Improving data-efficiency of deep generative model for fast design synthesis

• Published in: Journal of mechanical science and technology Vol. 38; no. 4; pp. 1957 - 1970
• Main Authors: Zhang, Yiming, Jia, Chen, Zhang, Hongyi, Fang, Naiyu, Zhang, Shuyou, Kim, Nam-Ho
• Format: Journal Article
• Language: English
• Published: Seoul Korean Society of Mechanical Engineers 01.04.2024; Springer Nature B.V; 대한기계학회
• Subjects: Artificial neural networks; Boundary conditions; Columnar structure; Conduction heating; Conductive heat transfer; Constraint modelling; Control; Dynamical Systems; Encoders-Decoders; Engineering; Industrial and Production Engineering; Machine tools; Mechanical Engineering; Neural networks; Original Article; Proper Orthogonal Decomposition; Synthesis; Topology optimization; Vibration; 기계공학; Topology optimization; Data-efficient deep learning; Image processing; Reduced-order modeling; Design optimization
• ISSN: 1738-494X; 1976-3824
• DOI: 10.1007/s12206-024-0328-1

The convolutional neural network-based deep generative model (DGM) is a powerful tool for handling image datasets that opens up strategies for fast synthesis of optimum designs at unseen boundary conditions.
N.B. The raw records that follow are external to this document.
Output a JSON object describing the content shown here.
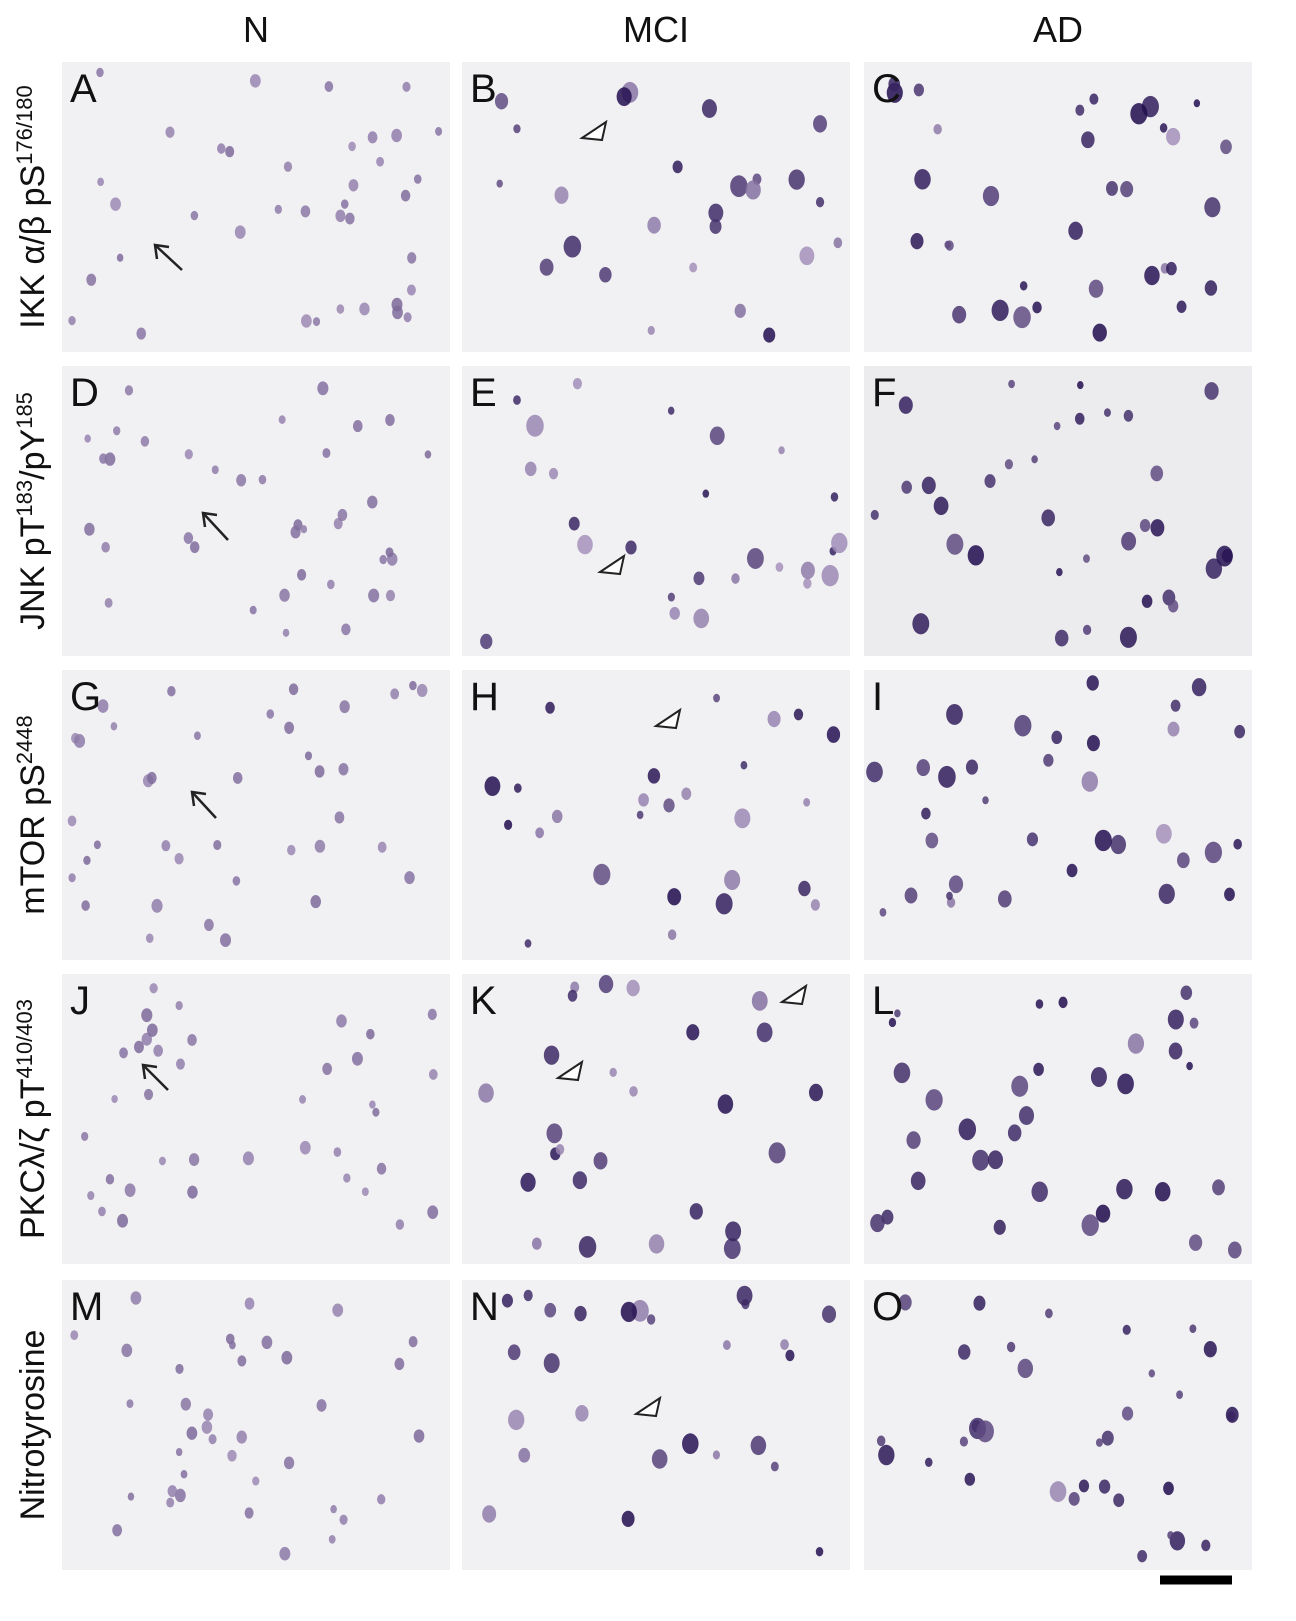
{
  "column_headers": [
    "N",
    "MCI",
    "AD"
  ],
  "row_labels": [
    [
      "IKK α/β pS",
      "176/180"
    ],
    [
      "JNK pT",
      "183",
      "/pY",
      "185"
    ],
    [
      "mTOR pS",
      "2448"
    ],
    [
      "PKCλ/ζ pT",
      "410/403"
    ],
    [
      "Nitrotyrosine"
    ]
  ],
  "panel_letters": [
    [
      "A",
      "B",
      "C"
    ],
    [
      "D",
      "E",
      "F"
    ],
    [
      "G",
      "H",
      "I"
    ],
    [
      "J",
      "K",
      "L"
    ],
    [
      "M",
      "N",
      "O"
    ]
  ]
}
Existing DGMs for design synthesis are typically based on O (10000) training data, which limits the engineering applications. This paper explores the feasibility of improving DGM data efficiency with O (100) training data through prior constraints. A two-stage data-efficient deep generative model (DE-DGM) is proposed which leverages the first-stage design synthesis from probabilistic proper orthogonal decomposition and the second-stage enhancement from encoder-decoder convolutional neural network. Four topology optimization cases have been adopted, including compliance minimization, heat conduction, airplane bearing bracket design, and three-dimensional machine tool column structure design. The proposed DE-DGMs could be trained with 100–200 data and synthesize the main features of the design at unseen boundary conditions. The overall computation cost of warm-start topology optimization leveraging DE-DGM predictions reduces to 36 %–58 % of the standard cases.